Comment assurer un conducteur secondaire ? - ActiROUTE

Comment assurer un conducteur secondaire ?

Le conducteur secondaire est une personne qui est autorisé à conduire le véhicule assuré de manière régulière mais ponctuelle. Tout comme le conducteur principal, son nom est inscrit sur le contrat d’assurance. À ce titre, il bénéficie des mêmes garanties que l’assuré principal. Pour payer moins cher son assurance auto pour jeune conducteur, il peut être intéressant de s’inscrire sur le contrat d’assurance de ses parents par exemple. Cependant, sous peine de fraude il faudra bien s’assurer que le conducteur utilise le véhicule moins fréquemment que la personne déclarée conducteur principal.

Sommaire

Qu’est-ce qu’un conducteur secondaire ?

Les avantages à être mentionné en tant que conducteur secondaire

Attention aux sanctions en cas de fraude

En savoir plus sur l’assurance auto pour les jeunes conducteurs

Qu’est-ce qu’un conducteur secondaire ?

Le conducteur secondaire d’un véhicule est une personne qui est amené à utiliser le véhicule assuré de façon moins régulière que le conducteur principal. Ce dernier doit réaliser l’essentiel du kilométrage ou utiliser le véhicule la majorité du temps. Le second conducteur ne doit pas être le seul conducteur ou celui qui se sert le plus du véhicule. Il peut s’agir par exemple du conjoint de l’assuré principal ou encore de son enfant. Pour assurer un conducteur secondaire, il suffit de prendre contact avec son assureur et de déclarer ce conducteur supplémentaire. À la différence d’un conducteur occasionnel, le nom du conducteur secondaire figure sur le contrat d’assurance.
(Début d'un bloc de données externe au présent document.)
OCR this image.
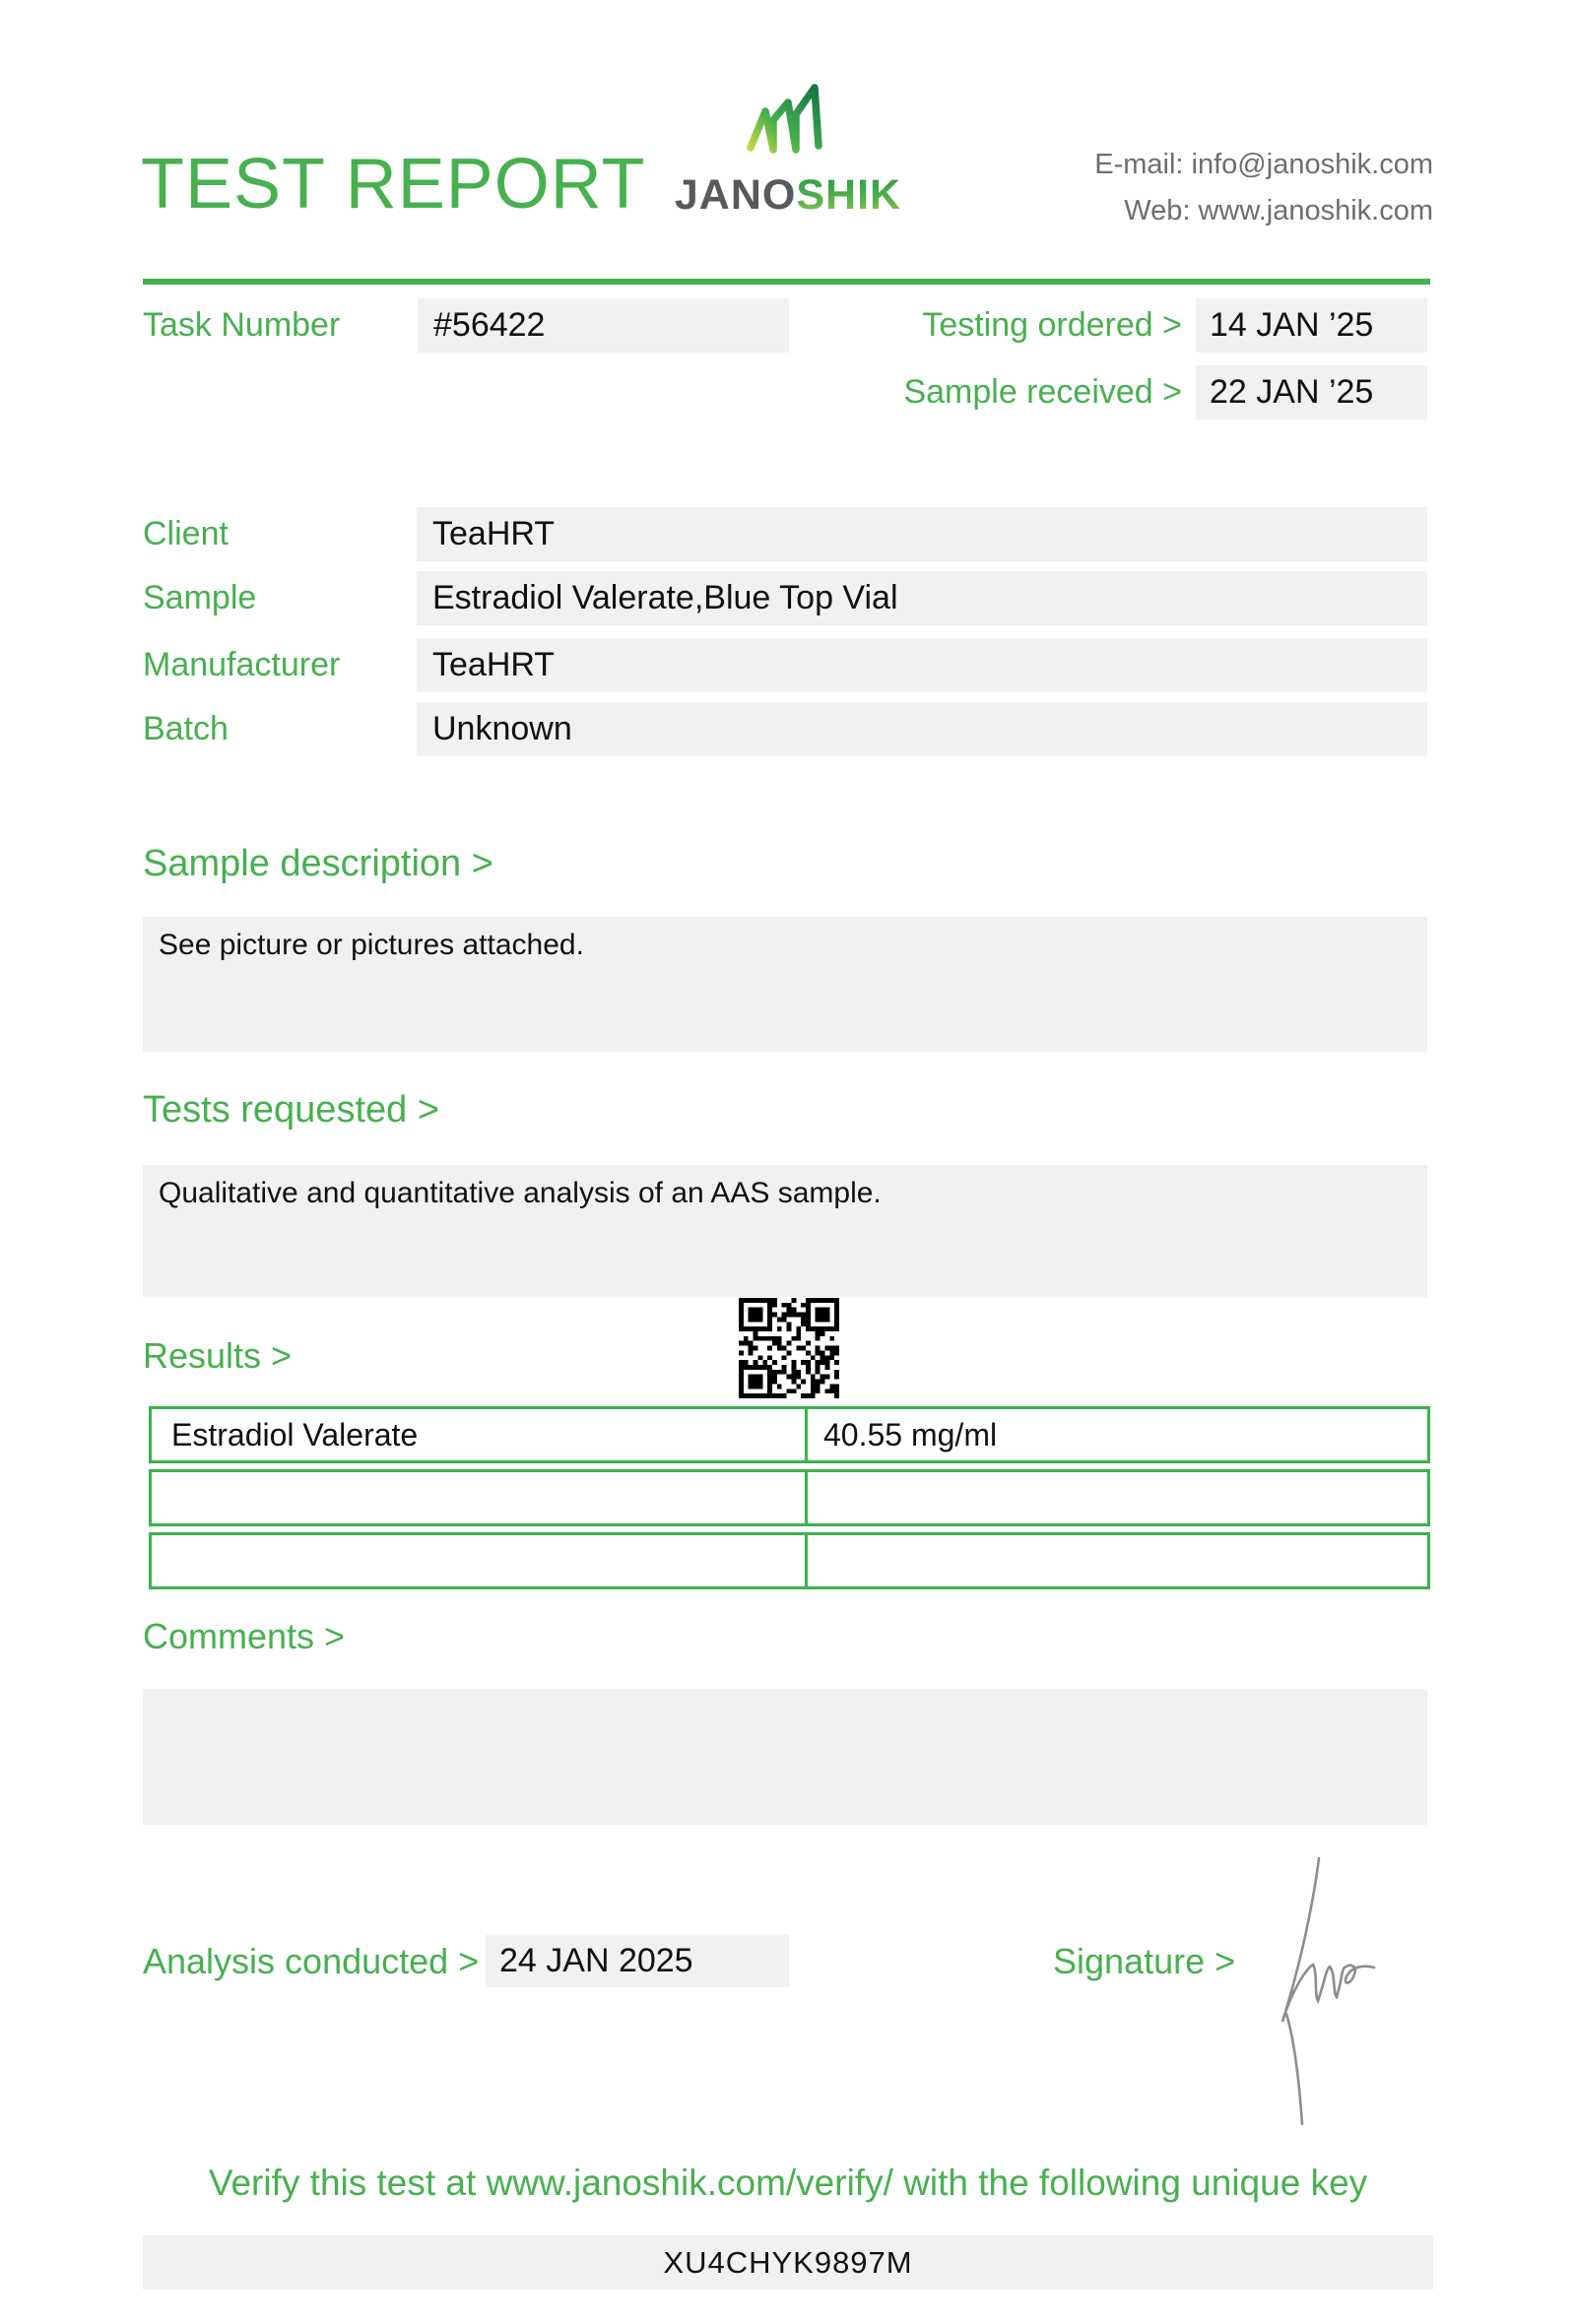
TEST REPORT JANOSHIK
E-mail: info@janoshik.com
Web: www.janoshik.com
Task Number	#56422	Testing ordered > 14 JAN ’25
Sample received > 22 JAN ’25
Client	TeaHRT
Sample	Estradiol Valerate,Blue Top Vial
Manufacturer	TeaHRT
Batch	Unknown
Sample description >
See picture or pictures attached.
Tests requested >
Qualitative and quantitative analysis of an AAS sample.
Results >
Estradiol Valerate	40.55 mg/ml
Comments >
Analysis conducted > 24 JAN 2025	Signature >
Verify this test at www.janoshik.com/verify/ with the following unique key
XU4CHYK9897M
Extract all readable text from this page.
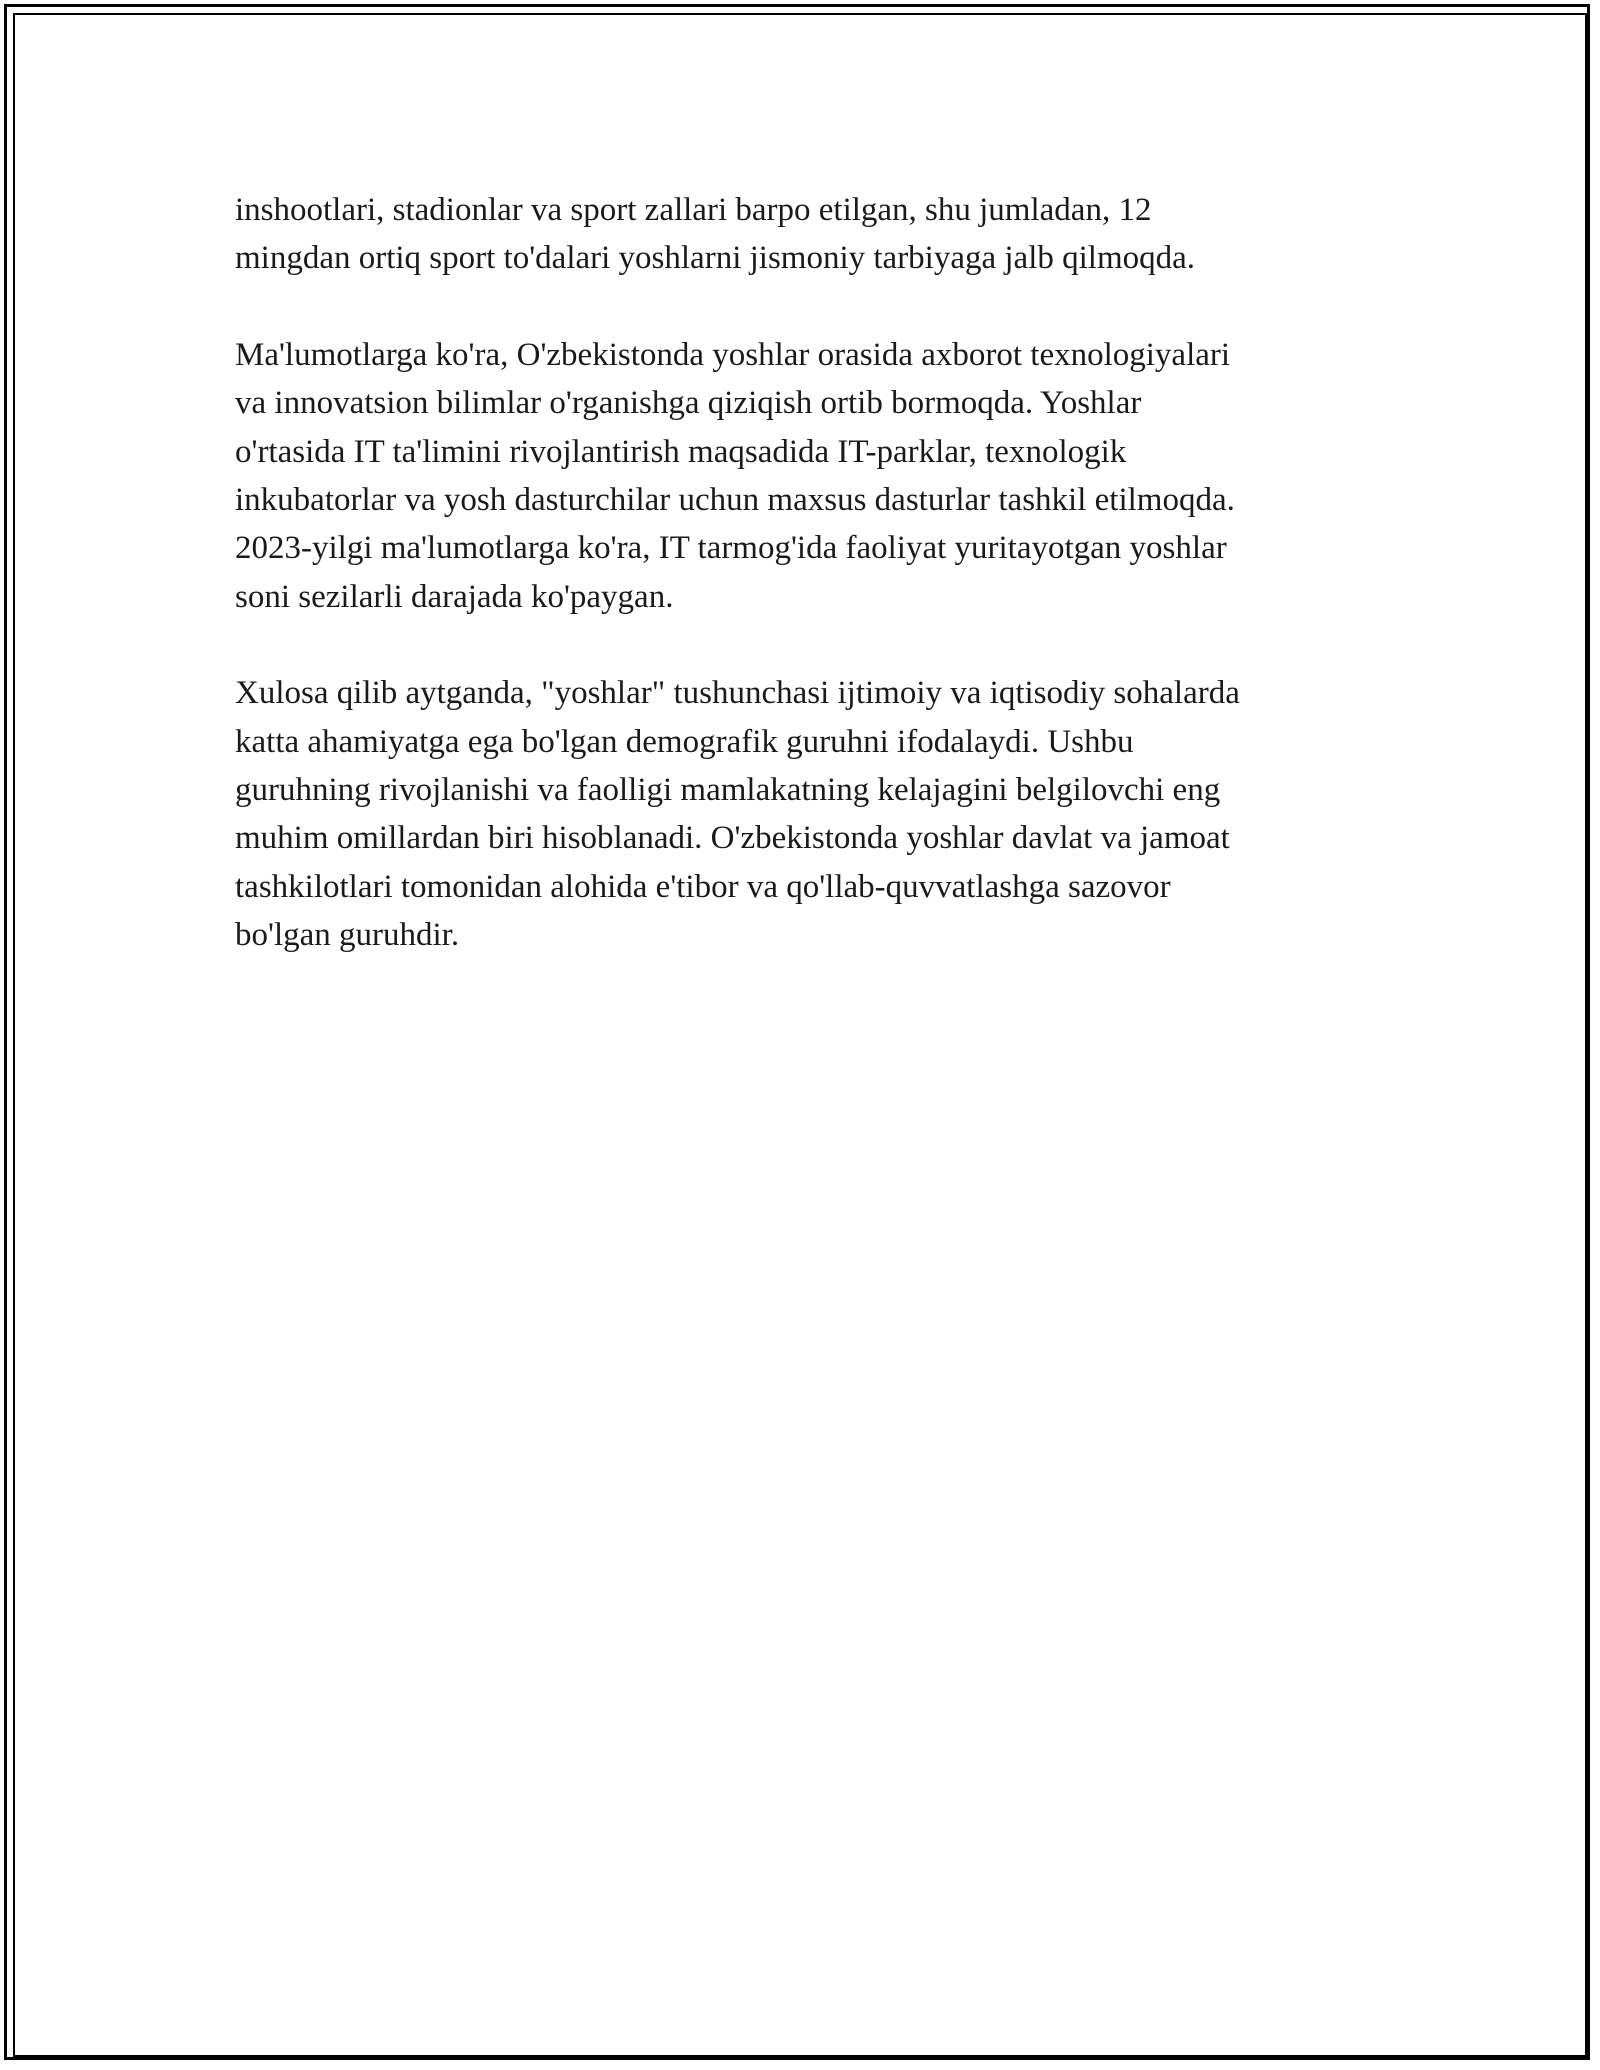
inshootlari, stadionlar va sport zallari barpo etilgan, shu jumladan, 12
mingdan ortiq sport to'dalari yoshlarni jismoniy tarbiyaga jalb qilmoqda.
Ma'lumotlarga ko'ra, O'zbekistonda yoshlar orasida axborot texnologiyalari
va innovatsion bilimlar o'rganishga qiziqish ortib bormoqda. Yoshlar
o'rtasida IT ta'limini rivojlantirish maqsadida IT-parklar, texnologik
inkubatorlar va yosh dasturchilar uchun maxsus dasturlar tashkil etilmoqda.
2023-yilgi ma'lumotlarga ko'ra, IT tarmog'ida faoliyat yuritayotgan yoshlar
soni sezilarli darajada ko'paygan.
Xulosa qilib aytganda, "yoshlar" tushunchasi ijtimoiy va iqtisodiy sohalarda
katta ahamiyatga ega bo'lgan demografik guruhni ifodalaydi. Ushbu
guruhning rivojlanishi va faolligi mamlakatning kelajagini belgilovchi eng
muhim omillardan biri hisoblanadi. O'zbekistonda yoshlar davlat va jamoat
tashkilotlari tomonidan alohida e'tibor va qo'llab-quvvatlashga sazovor
bo'lgan guruhdir.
Les avantages à être mentionné en tant que conducteur secondaire

Le premier avantage à être mentionné en tant que conducteur secondaire est d’être correctement protégé en cas d’accident responsable. Comme il est inscrit sur le contrat d’assurance automobile, il bénéficie du même niveau de garantie que le conducteur principal. De plus, il n’y aura pas de franchise supplémentaire à payer, même en cas de sinistre responsable.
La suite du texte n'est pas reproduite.